Google Data Center Locations (and a Sidenote on Supercomputers)
Google hosts what might be the world’s biggest supercomputer owned by a single company*; rather than a single machine, it’s a dispersed network made of smaller machines, though. Now Pingdom (a neat paid service that can alert you when your site is down) put together a map of Google data centers based on approximate information from the unofficial Google Data Center FAQ. Pingdom writes, “If you include data centers that are under construction, Google has 19 locations in the US where they operate data centers, 12 in Europe, one in Russia, one in South America, and three in Asia. Not all of the locations are dedicated Google data centers, since they sometimes lease space in other companies’ data centers.” But as the unofficial FAQ disclaims in regards to the number of data centers, “Nobody knows for sure, and the company isn’t saying.”

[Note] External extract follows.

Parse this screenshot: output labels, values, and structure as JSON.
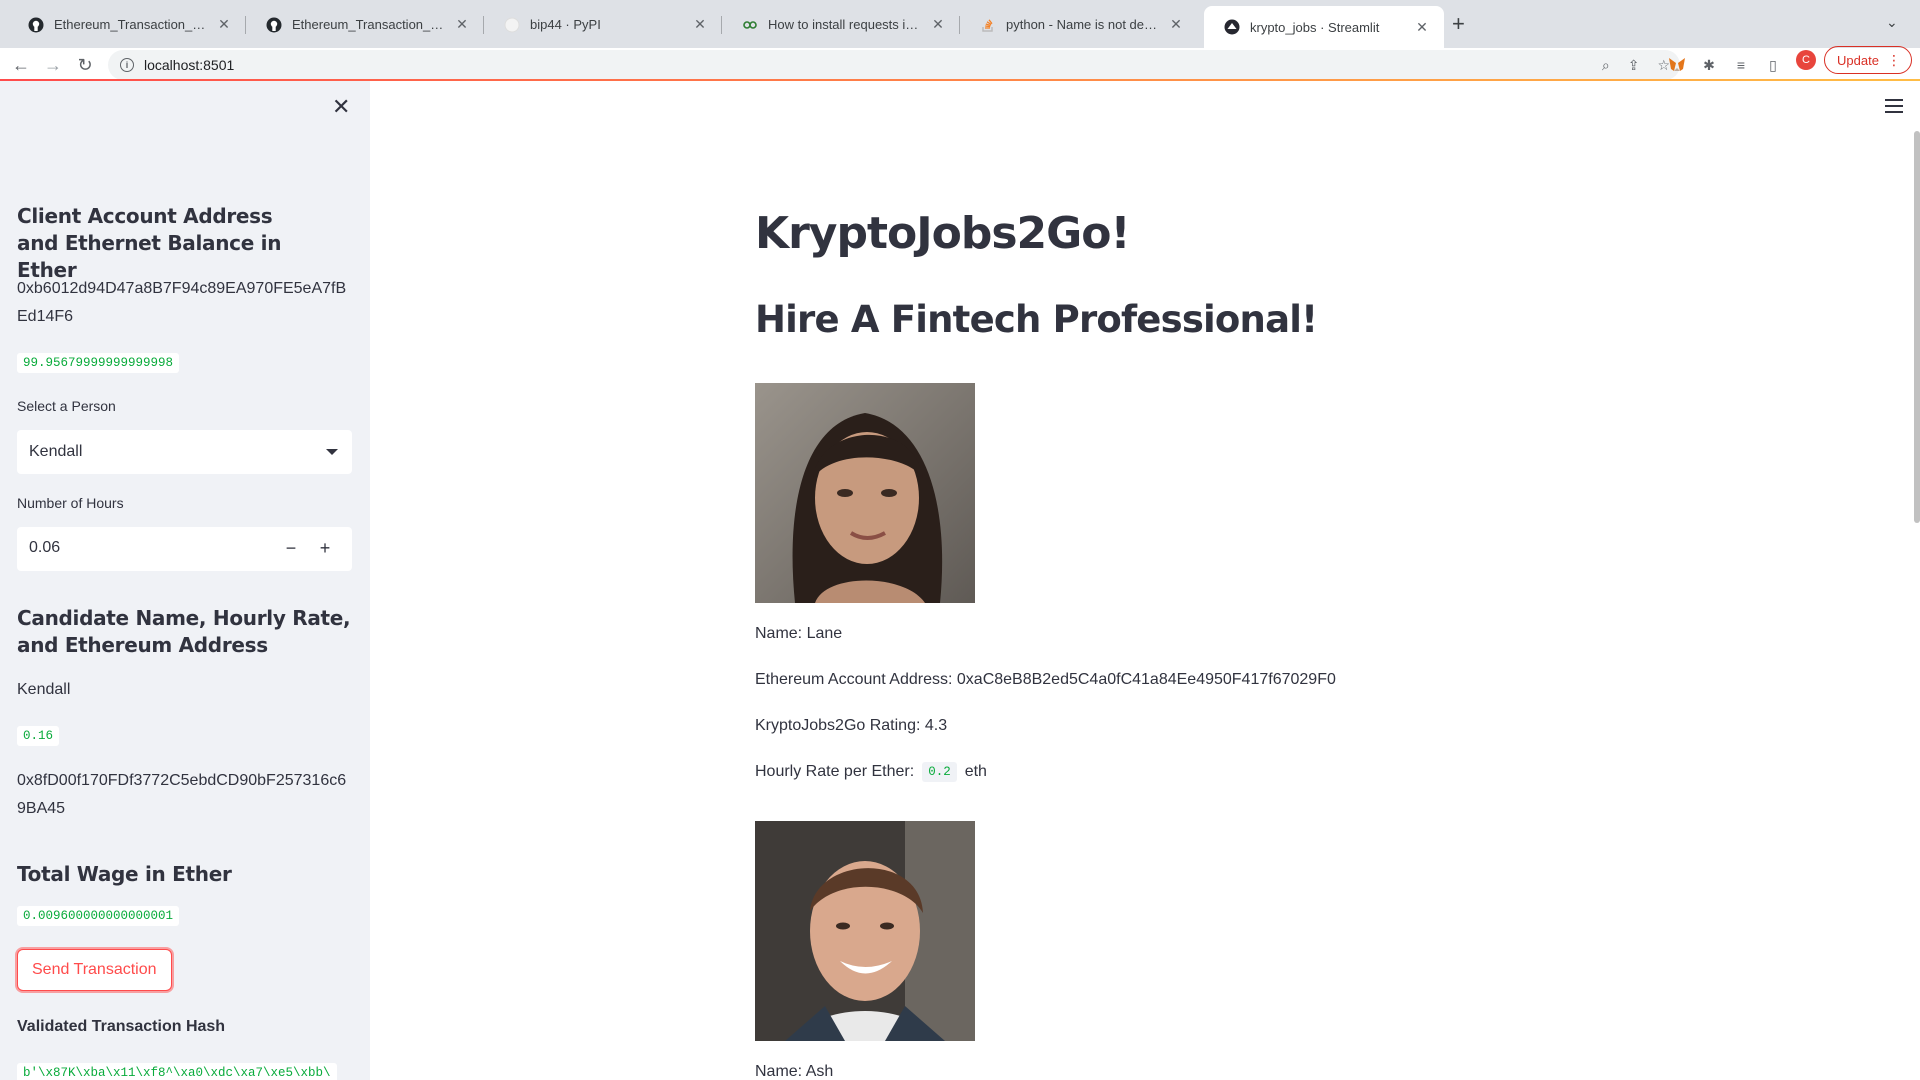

*The world’s biggest supercomputer owned by no particular single entity, on the other hand, might be the web itself – the global consciousness, if you will. It’s made up of us humans and our thoughts, but if we want to approach it in technical terms (which is just one of the many ways to see it), all of its nodes are individual sites crunching information day in and out. A blog and forum like this, for instance, is crunching information related to the subject “Google,” but there are other nodes covering politics, art, technology in general, sports and entertainment, and so on. Each individual node can reprocess the output of another more specialized node for a given subject. As individual task outputs are cached under permalinks, the solving of new tasks is sped up; e.g. to integrate a bit of another topic into a blog post I can jump over to a Wikipedia entry to find the cached “preprocessing” of hundreds of other people, all of who in turn might have used information from all over the web.

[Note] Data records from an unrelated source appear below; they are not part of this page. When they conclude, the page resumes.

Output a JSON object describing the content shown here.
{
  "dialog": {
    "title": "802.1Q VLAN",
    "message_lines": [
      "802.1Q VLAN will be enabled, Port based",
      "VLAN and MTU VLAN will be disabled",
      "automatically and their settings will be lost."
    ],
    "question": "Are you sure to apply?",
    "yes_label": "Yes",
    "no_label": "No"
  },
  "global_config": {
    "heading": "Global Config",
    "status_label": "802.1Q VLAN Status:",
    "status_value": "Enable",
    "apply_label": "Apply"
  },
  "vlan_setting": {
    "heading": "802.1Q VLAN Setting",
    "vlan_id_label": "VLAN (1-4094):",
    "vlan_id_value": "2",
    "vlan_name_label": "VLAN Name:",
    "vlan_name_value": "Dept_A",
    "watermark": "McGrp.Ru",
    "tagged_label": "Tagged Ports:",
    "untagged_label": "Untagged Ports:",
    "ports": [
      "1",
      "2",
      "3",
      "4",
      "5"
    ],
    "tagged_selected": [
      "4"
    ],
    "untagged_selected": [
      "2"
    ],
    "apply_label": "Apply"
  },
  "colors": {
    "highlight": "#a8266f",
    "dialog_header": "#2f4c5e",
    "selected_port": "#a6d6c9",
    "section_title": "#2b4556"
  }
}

Some nodes are filters or prisms to the online world (e.g. a link blog or feed reader); some nodes are aggregation meeting points for users (e.g. a forum or wiki); some nodes deliver input from the real world (e.g. a webcam or a traditional news site); some nodes are corrective nodes to other nodes (e.g. a watch blog, or the comments in a blog); some nodes determine ranking of importance (e.g. Google); some nodes are gateways to channel “processing power” – our thoughts applied to a particular subject –, determining which subjects are worth crunching (e.g. Reddit or Digg). Over time, the system at large may reject nodes that do not interact (like nodes causing censorship, nodes behind paywalls, nodes that don’t reintegrate diverse feedback due to a conflict of interest), and emphasize such nodes that do (like nodes using free licensing, open comments, embeddable widgets, or standard registration systems).
But in all this, different nodes in the system may have opposing information points; if the cumulative balance of these information points is about equal to each other, then you won’t be able to find an easy answer – if you request the result to the question “when was Cary Grant born?” via a search engine, you will get a rather plain answer, whereas a question like “who is the ideal candidate for my country’s presidency?” might yield ambiguity. As this network of opinions is so loosely coupled by design, no instance can single-handedly resolve such ambiguity, or – at the moment – truly tell us which questions are worth asking in the first place.